ONE // Your day will revolve around the cat and its feeding times. This will usually involve your legs getting clawed to pieces, as they try and climb you like a play thing in order to express their intense desire to get some dinner or some treats.
TWO // You will forever be in need of a lint roller. And it’ll often be the case that the minute you remove every last bit of cat hair from your jumper and tights, the cat rubs up against you as you leave the house. Sod’s law.
THREE // You will get used to the sound of scratching at the bedroom door at 5am, signalling that the cats don’t care that you are human and need your beauty sleep before a hard day at work, because all that is important to them is that you feed them pronto.
FOUR // You will regularly find gifts hidden around the house, some more thoughtful than others. A few leaves and some flowers is fairly pleasant, but a mouse or bird (either dead or alive), isn’t so. Some will make you laugh, and some will just leave you despairing.

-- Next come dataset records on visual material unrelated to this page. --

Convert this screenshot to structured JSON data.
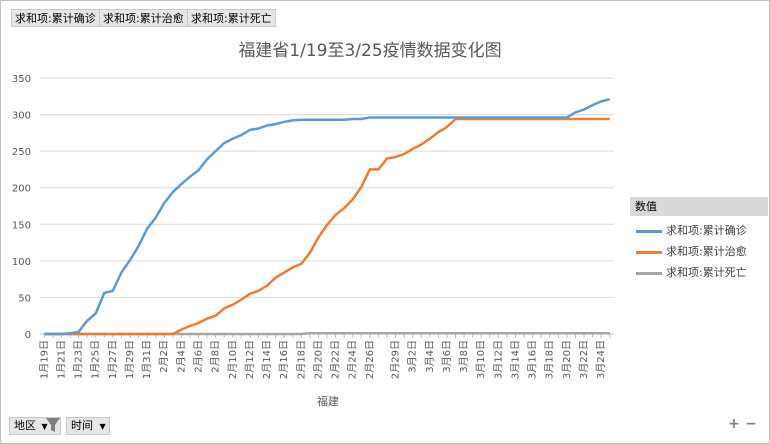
{
  "filters": [
    {
      "label": "求和项:累计确诊"
    },
    {
      "label": "求和项:累计治愈"
    },
    {
      "label": "求和项:累计死亡"
    }
  ],
  "chart_data": {
    "type": "line",
    "title": "福建省1/19至3/25疫情数据变化图",
    "xlabel": "福建",
    "ylabel": "",
    "ylim": [
      0,
      350
    ],
    "yticks": [
      0,
      50,
      100,
      150,
      200,
      250,
      300,
      350
    ],
    "grid": true,
    "legend_position": "right",
    "legend_title": "数值",
    "x": [
      "1月19日",
      "1月20日",
      "1月21日",
      "1月22日",
      "1月23日",
      "1月24日",
      "1月25日",
      "1月26日",
      "1月27日",
      "1月28日",
      "1月29日",
      "1月30日",
      "1月31日",
      "2月1日",
      "2月2日",
      "2月3日",
      "2月4日",
      "2月5日",
      "2月6日",
      "2月7日",
      "2月8日",
      "2月9日",
      "2月10日",
      "2月11日",
      "2月12日",
      "2月13日",
      "2月14日",
      "2月15日",
      "2月16日",
      "2月17日",
      "2月18日",
      "2月19日",
      "2月20日",
      "2月21日",
      "2月22日",
      "2月23日",
      "2月24日",
      "2月25日",
      "2月26日",
      "2月27日",
      "2月28日",
      "2月29日",
      "3月1日",
      "3月2日",
      "3月3日",
      "3月4日",
      "3月5日",
      "3月6日",
      "3月7日",
      "3月8日",
      "3月9日",
      "3月10日",
      "3月11日",
      "3月12日",
      "3月13日",
      "3月14日",
      "3月15日",
      "3月16日",
      "3月17日",
      "3月18日",
      "3月19日",
      "3月20日",
      "3月21日",
      "3月22日",
      "3月23日",
      "3月24日",
      "3月25日"
    ],
    "x_tick_labels": [
      "1月19日",
      "1月21日",
      "1月23日",
      "1月25日",
      "1月27日",
      "1月29日",
      "1月31日",
      "2月2日",
      "2月4日",
      "2月6日",
      "2月8日",
      "2月10日",
      "2月12日",
      "2月14日",
      "2月16日",
      "2月18日",
      "2月20日",
      "2月22日",
      "2月24日",
      "2月26日",
      "2月29日",
      "3月2日",
      "3月4日",
      "3月6日",
      "3月8日",
      "3月10日",
      "3月12日",
      "3月14日",
      "3月16日",
      "3月18日",
      "3月20日",
      "3月22日",
      "3月24日"
    ],
    "series": [
      {
        "name": "求和项:累计确诊",
        "color": "#5b9bd5",
        "values": [
          0,
          0,
          0,
          1,
          3,
          18,
          28,
          56,
          59,
          84,
          101,
          120,
          144,
          159,
          179,
          194,
          205,
          215,
          224,
          239,
          250,
          261,
          267,
          272,
          279,
          281,
          285,
          287,
          290,
          292,
          293,
          293,
          293,
          293,
          293,
          293,
          294,
          294,
          296,
          296,
          296,
          296,
          296,
          296,
          296,
          296,
          296,
          296,
          296,
          296,
          296,
          296,
          296,
          296,
          296,
          296,
          296,
          296,
          296,
          296,
          296,
          296,
          303,
          307,
          313,
          318,
          321
        ]
      },
      {
        "name": "求和项:累计治愈",
        "color": "#ed7d31",
        "values": [
          0,
          0,
          0,
          0,
          0,
          0,
          0,
          0,
          0,
          0,
          0,
          0,
          0,
          0,
          0,
          0,
          6,
          11,
          15,
          21,
          25,
          35,
          40,
          47,
          55,
          59,
          66,
          77,
          84,
          91,
          96,
          111,
          132,
          149,
          163,
          172,
          184,
          201,
          225,
          225,
          240,
          242,
          246,
          253,
          259,
          267,
          276,
          283,
          294,
          294,
          294,
          294,
          294,
          294,
          294,
          294,
          294,
          294,
          294,
          294,
          294,
          294,
          294,
          294,
          294,
          294,
          294
        ]
      },
      {
        "name": "求和项:累计死亡",
        "color": "#a5a5a5",
        "values": [
          0,
          0,
          0,
          0,
          0,
          0,
          0,
          0,
          0,
          0,
          0,
          0,
          0,
          0,
          0,
          0,
          0,
          0,
          0,
          0,
          0,
          0,
          0,
          0,
          0,
          0,
          0,
          0,
          0,
          0,
          0,
          1,
          1,
          1,
          1,
          1,
          1,
          1,
          1,
          1,
          1,
          1,
          1,
          1,
          1,
          1,
          1,
          1,
          1,
          1,
          1,
          1,
          1,
          1,
          1,
          1,
          1,
          1,
          1,
          1,
          1,
          1,
          1,
          1,
          1,
          1,
          1
        ]
      }
    ]
  },
  "bottom": {
    "region_label": "地区",
    "time_label": "时间"
  },
  "controls": {
    "plus": "+",
    "minus": "−"
  }
}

FIVE // You will find that the majority of your innermost thoughts are shared with the cat. The cat can give you advice on all manner of daily trials and tribulations, always giving you the answer you want to hear. Your cat will always be pleased to see you, simply for the fact that they can’t tell the time and assume that now you’re home, dinner is due.
SIX // No matter the size of the cat, it will take up an entire sofa. Even the tiddliest of kittens, will manage to stretch out to ensure that no human can possibly squeeze onto that sofa. You will also find your cat curled up asleep in all sorts of weird and wonderful nooks and crannies.
SEVEN // Your cat loves computers. Particularly keyboards. They will wander back and forth across the keyboard repeatedly whilst you are in the middle of doing something. And whilst they’re at it, their paws will manage to ‘ctrl + alt ‘ some very obscure combinations of keys, rendering your computer now completely useless. Having not seen what the cat clumsily stood in, it’ll now take you hours to correct whatever that furry fiend has done.
EIGHT // The pecking order will change. No matter who is in the house, the cat will always be the boss. There is no compromise.
NINE // Each time you leave a drink laying around, you can never be entirely sure that it hasnt had a furry paw dunked into it.
TEN // All sorts of bric-a-brac which would usually be consigned to the bin, is now a cat’s greatest treasure. Those bottle corks and bits of ribbon? Cat’s treasure. Those bits of polystyrene and packing material? Cat’s treasure.
ELEVEN // Give the cat anywhere to sleep, and it’ll still somehow end up choosing your face. Or your head. At 4am. Whilst it purrs realllllly loudly.
TWELVE // Your cat will, at some point in its life, have a fight with its reflection and end up worse off. It makes for a great Snapchat video though, so get your cameras at the ready.
THIRTEEN // Your cat will become your new best friend. Because of all of the reasons above.